On “Basquiat,” he makes it clear that the “work of art” that his album’s name alludes to is, in fact, him. The song’s choruses serve as a gentle reminder that celebration may and should involve a community effort. He may be drawn to amapiano because, according to South African musician Thandiswa Mazwai, it illustrates “how radical Black joy can be.” Naturally, some of Work of Art’s most captivating tunes are upbeat.
“Sunshine” is a reassuring balm that captures the warmth of time spent with loved ones with its bubbling synths and rising vocal harmonies.
He speaks up like a successful hip-hop star on “2:30,” describing himself as a work of art and an excellent person, boasting about being the man of the moment and being alone at the top. He addresses these moments in between his celebrations when he bothers to get a little intimate. As he celebrates in “2:30,” he highlights his abilities and makes fun of others for attempting to imitate him.

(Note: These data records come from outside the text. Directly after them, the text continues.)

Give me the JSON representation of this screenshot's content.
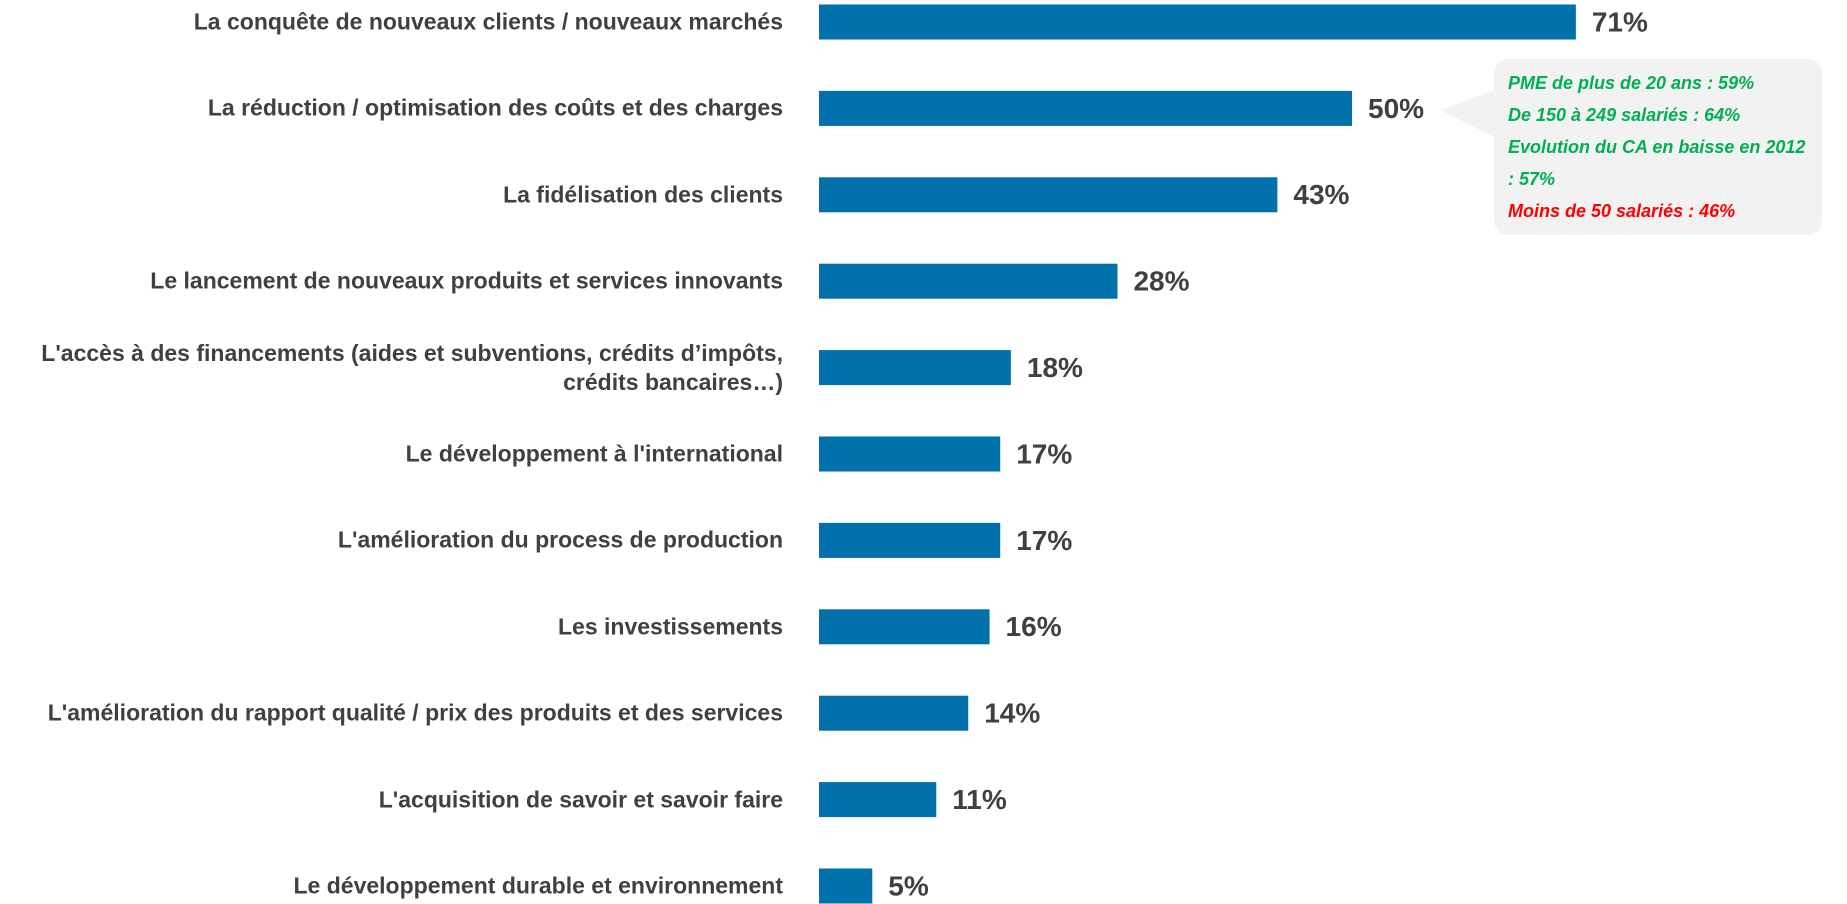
{
  "chart_data": {
    "type": "bar",
    "orientation": "horizontal",
    "color": "#0071aa",
    "categories": [
      "La conquête de nouveaux clients / nouveaux marchés",
      "La réduction / optimisation des coûts et des charges",
      "La fidélisation des clients",
      "Le lancement de nouveaux produits et services innovants",
      "L'accès à des financements (aides et subventions, crédits d’impôts, crédits bancaires…)",
      "Le développement à l'international",
      "L'amélioration du process de production",
      "Les investissements",
      "L'amélioration du rapport qualité / prix des produits et des services",
      "L'acquisition de savoir et savoir faire",
      "Le développement durable et environnement"
    ],
    "values": [
      71,
      50,
      43,
      28,
      18,
      17,
      17,
      16,
      14,
      11,
      5
    ],
    "value_labels": [
      "71%",
      "50%",
      "43%",
      "28%",
      "18%",
      "17%",
      "17%",
      "16%",
      "14%",
      "11%",
      "5%"
    ],
    "annotations": [
      {
        "text": "PME de plus de 20 ans : 59%",
        "color": "#00b050"
      },
      {
        "text": "De 150 à 249 salariés : 64%",
        "color": "#00b050"
      },
      {
        "text": "Evolution du CA en baisse en 2012 : 57%",
        "color": "#00b050"
      },
      {
        "text": "Moins de 50 salariés : 46%",
        "color": "#ff0000"
      }
    ]
  }
}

“2:30” also allows the bass beats to echo like the talking drums of “fuji”.
The song “Amapiano,” which features Baddo, sheds some light on his strategy. The bass synths of amapiano’s “Great Guy” are transformed into a pure, rumbling sound, and the artist is obviously proud of himself.
Meanwhile, “Yoga” turns traditional séga, music produced by Africans in slavery in Réunion and Mauritius, into a contemporary call for peace. He addresses individualism in the song by arguing for the right to live and let live.
Asake learned to appreciate Nigerian music through the works of artists like Fela Kuti, Ayinla Omowura, and Wande Coal.
Overall, Asake’s album, “Work of Art”, is a testament to his talent and potential as an artist. He showcases his versatility and ability to create music that resonates with listeners on a deep and personal level. “Work of Art” is an album that further solidifies Asake’s position as a talented artist in the Nigerian music industry and beyond.